Pilar Cyrus dianggap sebagai tonggak sejarah dalam peradaban manusia dan menandai jenis baru filsafat politik.
Dapat dilihat dengan jelas dari kata-katanya bahwa Cyrus tidak hanya mengklaim dirinya sebagai raja Babilonia, tetapi juga menekankan bahwa ia dipilih oleh Marduk, yang dimaksudkan untuk menekankan misinya untuk memulihkan perdamaian dan ketertiban. Prasasti silinder tersebut menggambarkan bagaimana ia memperbaiki kehidupan masyarakat, memulangkan orang buangan, dan memulihkan tempat perlindungan budaya, yang semuanya membuatnya mendapatkan dukungan dan cinta dari rakyatnya.

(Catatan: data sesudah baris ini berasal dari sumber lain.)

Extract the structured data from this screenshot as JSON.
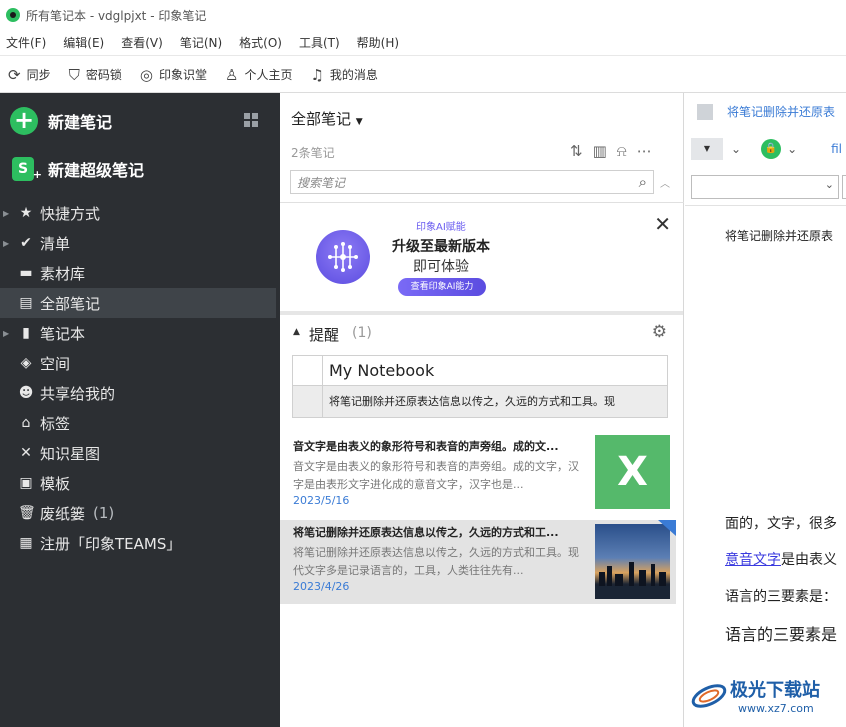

Namun, pilar-pilar tersebut juga mencerminkan sisi lain dari politik kuno. Nabonidas digambarkan sebagai seorang lalim yang tidak bertuhan, dan teks pada pilar tersebut secara grafis menunjukkan kontras antara keduanya. Cyrus menggunakan keadilan ilahi untuk memenangkan hati rakyat, yang tidak jarang terjadi dalam tradisi Persia dan Mesopotamia kuno. Namun, keseluruhan narasi juga menunjukkan pentingnya propaganda politik.

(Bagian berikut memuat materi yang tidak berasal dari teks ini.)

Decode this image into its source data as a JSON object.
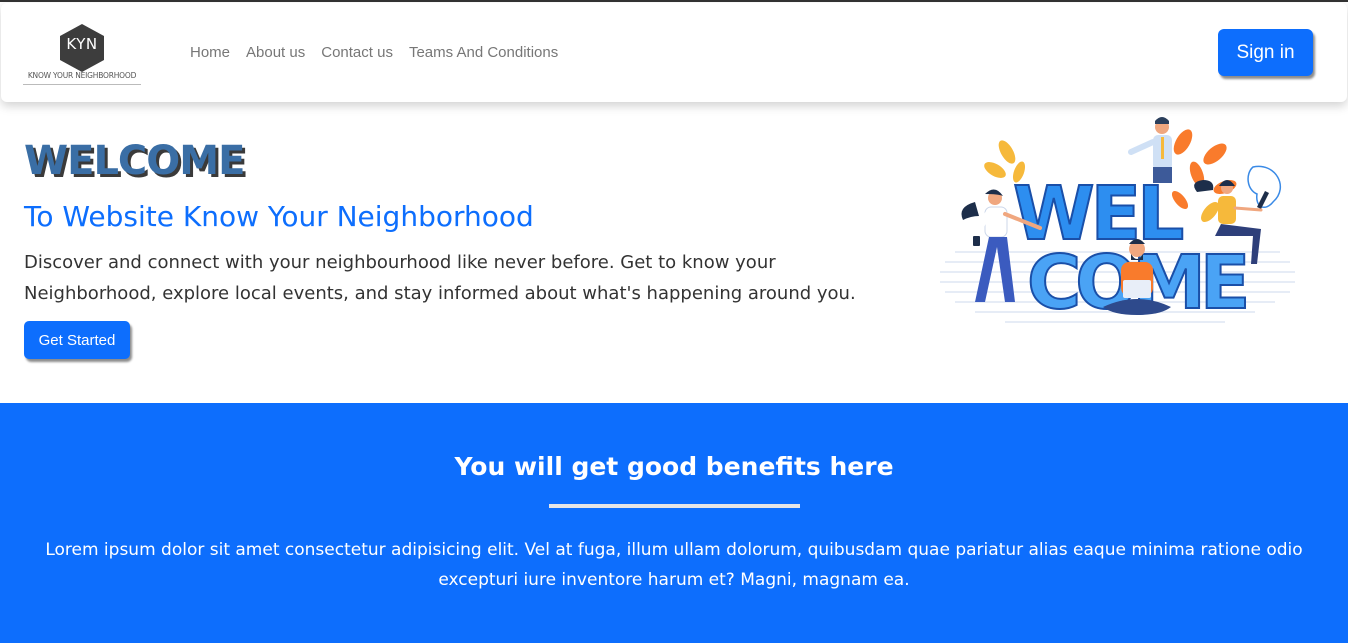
{
  "navbar": {
    "logo": {
      "initials": "KYN",
      "tagline": "KNOW YOUR NEIGHBORHOOD"
    },
    "links": [
      "Home",
      "About us",
      "Contact us",
      "Teams And Conditions"
    ],
    "signin_label": "Sign in"
  },
  "hero": {
    "title": "WELCOME",
    "subtitle": "To Website Know Your Neighborhood",
    "description": "Discover and connect with your neighbourhood like never before. Get to know your Neighborhood, explore local events, and stay informed about what's happening around you.",
    "cta_label": "Get Started",
    "illustration": {
      "line1": "WEL",
      "line2": "COME"
    }
  },
  "benefits": {
    "title": "You will get good benefits here",
    "text": "Lorem ipsum dolor sit amet consectetur adipisicing elit. Vel at fuga, illum ullam dolorum, quibusdam quae pariatur alias eaque minima ratione odio excepturi iure inventore harum et? Magni, magnam ea."
  },
  "colors": {
    "primary": "#0d6efd",
    "title_blue": "#3a6ea5",
    "nav_text": "#777777",
    "logo_dark": "#3d3d3d",
    "leaf_orange": "#f97b2c",
    "leaf_yellow": "#f6b93b",
    "letters_blue": "#2d8ef0"
  }
}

Kolom ini menunjukkan sikap Cyrus yang relatif terbuka terhadap beragam budaya dan agama, dan juga memberikan generasi mendatang makna simbolis dari sebuah "Piagam Hak Asasi Manusia".
Dalam sejarahnya yang panjang, kolom tersebut juga telah menjadi simbol nasional Iran. Bekas dinasti Pahlavi memajangnya di depan umum pada tahun 1971 untuk merayakan ulang tahun ke-2.500 berdirinya Kekaisaran Persia. Putra mahkota saat itu juga menekankan pentingnya periode sejarah ini, mempromosikan pemahaman, toleransi, dan kebebasan manusia, dan mencoba menghubungkan warisan Cyrus dengan konsep hak asasi manusia modern.
Pada tahun 1879, arkeolog Hormuz Rassam secara tidak sengaja menemukan Pilar Cyrus selama penggalian arkeologi di Babilonia. Penemuan ini menandai penemuan kembali sejarah Mesopotamia kuno yang kaya. Penemuan pilar tersebut penuh dengan liku-liku, dengan Rasam awalnya menerima izin dari Kekaisaran Ottoman untuk menambangnya pada tahun 1877, dan kemudian, setelah banyak penggalian selama bertahun-tahun, ia akhirnya mendapatkan keinginannya.
Penelitian tentang pilar terus berlanjut hingga hari ini, dan para cendekiawan telah meluncurkan diskusi hangat tentang konotasi dan maknanya. Pilar tersebut tidak hanya menjadi simbol rezim Cyrus, tetapi juga contoh bagaimana raja-raja kuno menggunakan kata-kata dan budaya untuk meningkatkan legitimasi mereka.
Ini adalah semacam propaganda cerdas dan perpaduan budaya.
Teks Silinder Cyrus mencerminkan pentingnya budaya yang dijajah Kekaisaran Persia, dan memuat banyak referensi tentang kegiatan pembangunan yang berkaitan dengan agama, yang sangat penting bagi masyarakat Persia saat itu. Meskipun beberapa orang masih memiliki interpretasi yang berbeda tentang isi silinder, banyak sejarawan masih menganggapnya sebagai deklarasi yang mencakup konsep kebebasan dan penghormatan terhadap hak-hak dasar manusia purba.
Namun, semua ini membawa kita kembali ke pertanyaan mendasar: Dalam masyarakat yang beragam saat ini, apakah gagasan toleransi dan perdamaian yang ditanamkan oleh Cyrus masih relevan?